I am training a Network on images for binary classification. The input images are normalized to have pixel values in the range[0,1]. Also, the weight matrices are initialized from a normal distribution. However, the output from my last Dense layer with sigmoid activation yields values with a very minute difference for the two classes. For example -
output for class1- 0.377525 output for class2- 0.377539
The difference for the classes comes after 4 decimal places.

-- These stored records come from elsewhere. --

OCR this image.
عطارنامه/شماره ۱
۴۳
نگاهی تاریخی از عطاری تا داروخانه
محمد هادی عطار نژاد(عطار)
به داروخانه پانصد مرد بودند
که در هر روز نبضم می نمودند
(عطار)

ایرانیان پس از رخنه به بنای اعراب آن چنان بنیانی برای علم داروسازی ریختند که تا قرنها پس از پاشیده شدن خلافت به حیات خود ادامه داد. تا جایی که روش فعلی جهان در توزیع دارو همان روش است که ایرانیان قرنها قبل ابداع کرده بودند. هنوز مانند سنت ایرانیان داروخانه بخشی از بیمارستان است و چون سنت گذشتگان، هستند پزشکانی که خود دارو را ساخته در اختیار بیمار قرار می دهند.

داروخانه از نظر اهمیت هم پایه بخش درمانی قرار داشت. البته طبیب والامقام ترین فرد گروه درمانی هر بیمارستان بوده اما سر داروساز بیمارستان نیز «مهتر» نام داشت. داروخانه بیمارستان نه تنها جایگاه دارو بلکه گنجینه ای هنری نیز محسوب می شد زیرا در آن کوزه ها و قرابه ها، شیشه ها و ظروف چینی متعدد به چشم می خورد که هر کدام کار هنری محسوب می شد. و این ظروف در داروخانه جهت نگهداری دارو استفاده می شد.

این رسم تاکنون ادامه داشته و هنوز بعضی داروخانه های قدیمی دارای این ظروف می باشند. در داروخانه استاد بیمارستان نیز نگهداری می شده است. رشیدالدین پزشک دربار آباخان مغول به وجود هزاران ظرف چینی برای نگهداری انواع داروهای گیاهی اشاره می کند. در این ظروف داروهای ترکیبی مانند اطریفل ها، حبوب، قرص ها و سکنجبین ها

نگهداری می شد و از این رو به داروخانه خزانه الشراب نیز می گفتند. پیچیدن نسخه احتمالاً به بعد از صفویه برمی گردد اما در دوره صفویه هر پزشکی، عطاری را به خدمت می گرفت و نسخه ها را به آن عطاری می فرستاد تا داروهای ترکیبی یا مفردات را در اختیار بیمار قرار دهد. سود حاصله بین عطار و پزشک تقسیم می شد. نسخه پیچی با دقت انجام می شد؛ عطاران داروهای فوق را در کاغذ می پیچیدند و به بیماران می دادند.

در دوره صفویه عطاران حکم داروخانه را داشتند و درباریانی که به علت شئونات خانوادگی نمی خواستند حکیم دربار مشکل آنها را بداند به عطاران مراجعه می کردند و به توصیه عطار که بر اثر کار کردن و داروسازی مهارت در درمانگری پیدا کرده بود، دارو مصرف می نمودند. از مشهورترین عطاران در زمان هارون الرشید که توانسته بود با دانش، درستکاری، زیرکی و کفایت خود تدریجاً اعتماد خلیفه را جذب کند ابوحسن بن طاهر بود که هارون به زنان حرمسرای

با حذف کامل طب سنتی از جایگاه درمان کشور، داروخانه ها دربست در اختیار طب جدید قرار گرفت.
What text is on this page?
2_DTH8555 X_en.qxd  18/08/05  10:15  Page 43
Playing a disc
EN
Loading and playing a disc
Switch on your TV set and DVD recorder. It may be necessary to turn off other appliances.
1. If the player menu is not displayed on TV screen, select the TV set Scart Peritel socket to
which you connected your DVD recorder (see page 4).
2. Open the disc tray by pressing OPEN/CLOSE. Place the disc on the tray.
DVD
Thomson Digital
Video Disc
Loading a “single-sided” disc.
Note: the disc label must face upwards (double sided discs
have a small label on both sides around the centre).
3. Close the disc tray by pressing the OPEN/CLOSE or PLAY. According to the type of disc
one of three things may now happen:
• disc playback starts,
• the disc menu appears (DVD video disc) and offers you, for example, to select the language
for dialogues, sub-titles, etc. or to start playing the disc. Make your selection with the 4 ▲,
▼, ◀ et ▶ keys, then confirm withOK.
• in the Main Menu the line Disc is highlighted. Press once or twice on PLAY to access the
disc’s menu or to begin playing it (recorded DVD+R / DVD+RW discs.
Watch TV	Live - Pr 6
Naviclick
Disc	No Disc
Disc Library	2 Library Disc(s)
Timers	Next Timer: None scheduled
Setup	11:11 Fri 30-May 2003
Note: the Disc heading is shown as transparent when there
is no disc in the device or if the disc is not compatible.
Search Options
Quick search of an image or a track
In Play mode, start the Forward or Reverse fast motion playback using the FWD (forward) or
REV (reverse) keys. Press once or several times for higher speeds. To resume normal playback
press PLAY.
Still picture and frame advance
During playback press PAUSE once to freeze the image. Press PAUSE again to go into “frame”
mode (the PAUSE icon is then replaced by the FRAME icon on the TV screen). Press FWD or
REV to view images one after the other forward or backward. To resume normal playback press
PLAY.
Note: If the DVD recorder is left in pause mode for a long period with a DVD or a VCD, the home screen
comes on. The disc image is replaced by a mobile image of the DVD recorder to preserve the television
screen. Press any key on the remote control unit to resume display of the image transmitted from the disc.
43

Is there any workaround to make sure that the output for class 1 falls around 0 to 0.5 and for class 2 , it falls between 0.5 to 1.
Edit:
I have tried both the cases.
Case 1 - Dense(1, 'sigmoid') with binary crossentropy Case 2- Dense(2, 'softmax') with binary crossentropy
For case1, the output values differ by a very small amount as mentioned in the problem above. As such , i am taking mean of the predicted values to act as threshold for classification. This works upto some extent, but not a permanent solution.
For case 2 - the prediction overfits to one class only.
A sample code : -
inputs = Input(shape = (128,156,1))
x = Conv2D(.....)(inputs)
x = BatchNormalization()(x)
x = Maxpooling2D()(x)
...
.
.
flat=Flatten()(x)
out = Dense(1,'sigmoid')(x)
model = Model(inputs,out)
model.compile(optimizer='adamax',loss='binary_crossentropy',metrics=['binary_accuracy'])
It seems you are confusing a binary classification architecture with a 2 label multi-class classification architecture setup.
Since you mention the probabilities for the 2 classes, class1
and class2
, you have, set up a single label multi-class setup. That means, you are trying to predict the probabilities of 2 classes, where a sample can have only one of the labels at a time.
In this setup, it's proper to use softmax
instead of sigmoid
. Your loss function would be binary_crossentropy
as well.
Right now, with the multi-label setup and sigmoid
activation, you are independently predicting the probability of a sample being class1
and class2
simultaneously (aka, multi-label multi-class classification).
Once you change to softmax
you should see more significant differences between the probabilities IF the sample actually definitively belongs to one of the 2 classes and if your model is well trained & confident about its predictions (validation vs training results)